TUSTIN, Calif., – Patients at Cincinnati Children’s Hospital Medical Center now have access to the latest in dynamic volume CT technology with the installation of the AquilionTM ONE / GENESIS Edition from Toshiba Medical, a Canon Group company. The system is used for a wide range of routine and advanced exams, from body imaging and biopsies to neuro and dynamic airway imaging, bringing the benefits of fast, low dose CT exams to young patients.
“We were looking for a premium CT system to replace our 64 slice scanner, and the Aquilion ONE / GENESIS Edition with FIRST MBIR reconstruction offered us excellent image quality, the 16 cm of coverage needed for fast, complete exams and dose reduction technology to help keep our patients safe,” said Dr. Andrew Trout, Assistant Professor of Radiology and Pediatrics, Cincinnati Children’s. “Moreover, these features came in a smaller footprint that, coupled with Toshiba Medical’s supportive service team, meant the installation was efficient and we faced minimal downtime before beginning to use the system with patients.”
The Aquilion ONE / GENESIS Edition features an optimized beam spectrum based on PUREViSION Optics, PUREViSION CT Detector and FIRST, improving high contrast spatial resolution by up to 129 percent (2.29 times),* while reducing radiation dose by up to 82.4 percent. With AIDR 3D reconstruction times up to 80 images per second and FIRST reconstruction achieved in as little as three minutes per volume (320 images), exams are fast and low dose for young patients. Additionally, the system is small and light and consumes less power, fitting into a footprint of only 204 square feet (19 square meters), with a short bore, flared design and 30-degree tilting gantry.

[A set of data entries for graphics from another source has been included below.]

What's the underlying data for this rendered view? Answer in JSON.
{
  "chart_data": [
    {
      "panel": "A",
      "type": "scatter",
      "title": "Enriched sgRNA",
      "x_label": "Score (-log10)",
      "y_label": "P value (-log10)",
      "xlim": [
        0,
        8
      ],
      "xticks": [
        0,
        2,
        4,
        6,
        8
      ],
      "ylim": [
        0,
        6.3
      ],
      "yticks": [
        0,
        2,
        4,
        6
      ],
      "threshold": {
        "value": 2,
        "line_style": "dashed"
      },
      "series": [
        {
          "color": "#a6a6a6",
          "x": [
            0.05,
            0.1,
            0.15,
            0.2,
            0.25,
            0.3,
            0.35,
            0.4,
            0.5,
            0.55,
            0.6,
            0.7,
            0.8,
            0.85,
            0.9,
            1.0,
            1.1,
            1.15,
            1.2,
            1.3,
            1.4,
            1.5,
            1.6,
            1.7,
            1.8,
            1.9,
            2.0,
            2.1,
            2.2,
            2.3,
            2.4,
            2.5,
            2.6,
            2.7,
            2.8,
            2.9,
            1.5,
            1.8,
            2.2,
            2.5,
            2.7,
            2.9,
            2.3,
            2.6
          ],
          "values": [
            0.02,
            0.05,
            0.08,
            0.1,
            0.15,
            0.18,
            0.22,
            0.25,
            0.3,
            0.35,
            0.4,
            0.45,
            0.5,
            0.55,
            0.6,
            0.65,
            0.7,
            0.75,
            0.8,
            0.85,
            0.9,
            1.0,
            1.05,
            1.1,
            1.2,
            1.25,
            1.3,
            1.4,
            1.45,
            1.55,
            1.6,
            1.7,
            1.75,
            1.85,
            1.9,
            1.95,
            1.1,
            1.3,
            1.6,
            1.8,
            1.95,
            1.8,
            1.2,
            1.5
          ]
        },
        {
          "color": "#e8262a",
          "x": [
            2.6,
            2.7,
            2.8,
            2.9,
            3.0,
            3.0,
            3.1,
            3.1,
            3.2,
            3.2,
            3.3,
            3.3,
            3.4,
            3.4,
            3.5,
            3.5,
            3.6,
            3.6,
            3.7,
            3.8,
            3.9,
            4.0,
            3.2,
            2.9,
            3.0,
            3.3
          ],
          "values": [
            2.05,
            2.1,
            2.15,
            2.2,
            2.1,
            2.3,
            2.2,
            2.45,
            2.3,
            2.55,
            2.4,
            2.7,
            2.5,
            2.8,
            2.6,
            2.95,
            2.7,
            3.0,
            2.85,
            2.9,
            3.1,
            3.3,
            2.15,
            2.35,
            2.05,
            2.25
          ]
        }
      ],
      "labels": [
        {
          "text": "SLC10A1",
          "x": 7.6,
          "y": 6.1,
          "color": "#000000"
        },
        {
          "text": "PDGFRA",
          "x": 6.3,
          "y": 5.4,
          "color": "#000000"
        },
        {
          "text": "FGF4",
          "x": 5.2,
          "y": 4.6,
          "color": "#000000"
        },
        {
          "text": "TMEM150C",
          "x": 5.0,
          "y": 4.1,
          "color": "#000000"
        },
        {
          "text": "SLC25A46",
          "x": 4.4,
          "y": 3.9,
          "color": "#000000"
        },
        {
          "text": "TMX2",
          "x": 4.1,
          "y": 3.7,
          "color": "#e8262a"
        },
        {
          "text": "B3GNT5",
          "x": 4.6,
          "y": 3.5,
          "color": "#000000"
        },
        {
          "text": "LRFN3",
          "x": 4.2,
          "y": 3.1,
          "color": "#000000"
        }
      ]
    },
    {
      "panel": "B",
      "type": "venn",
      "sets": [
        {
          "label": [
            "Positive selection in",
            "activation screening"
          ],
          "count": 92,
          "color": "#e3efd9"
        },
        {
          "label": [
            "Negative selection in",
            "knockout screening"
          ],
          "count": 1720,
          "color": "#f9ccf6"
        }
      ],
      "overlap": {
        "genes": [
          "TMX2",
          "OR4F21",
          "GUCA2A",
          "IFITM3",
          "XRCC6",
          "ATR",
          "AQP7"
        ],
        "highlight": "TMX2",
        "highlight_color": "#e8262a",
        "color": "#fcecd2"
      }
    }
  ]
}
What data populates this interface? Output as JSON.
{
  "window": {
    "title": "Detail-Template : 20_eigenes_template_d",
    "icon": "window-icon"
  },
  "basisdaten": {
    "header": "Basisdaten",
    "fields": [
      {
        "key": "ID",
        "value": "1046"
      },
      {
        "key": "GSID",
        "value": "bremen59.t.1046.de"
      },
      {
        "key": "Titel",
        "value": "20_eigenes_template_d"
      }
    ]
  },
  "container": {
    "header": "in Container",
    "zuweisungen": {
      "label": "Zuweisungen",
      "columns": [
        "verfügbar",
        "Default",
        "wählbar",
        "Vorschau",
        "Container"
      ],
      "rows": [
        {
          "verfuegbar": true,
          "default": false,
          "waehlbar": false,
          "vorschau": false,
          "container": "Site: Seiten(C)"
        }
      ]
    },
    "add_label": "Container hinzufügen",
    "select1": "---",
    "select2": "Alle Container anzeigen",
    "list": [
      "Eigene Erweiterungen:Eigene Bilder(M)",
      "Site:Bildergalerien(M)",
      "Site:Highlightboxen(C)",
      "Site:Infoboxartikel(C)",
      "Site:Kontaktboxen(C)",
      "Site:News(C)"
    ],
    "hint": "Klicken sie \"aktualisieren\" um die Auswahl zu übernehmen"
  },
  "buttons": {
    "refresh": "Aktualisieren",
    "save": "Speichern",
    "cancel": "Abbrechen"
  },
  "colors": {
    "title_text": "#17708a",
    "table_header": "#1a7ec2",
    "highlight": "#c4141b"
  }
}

“Toshiba Medical offers innovative technologies that help our customers prioritize patient safety,” said Dominic Smith, senior director, CT, PET/CT, and MR Business Units, Toshiba America Medical Systems, Inc. “We designed the Aquilion ONE / GENESIS Edition to offer providers the benefits of advanced technology in an everyday clinical setting—including significant reductions in radiation dose, which is especially important for imaging more vulnerable patient populations like children.”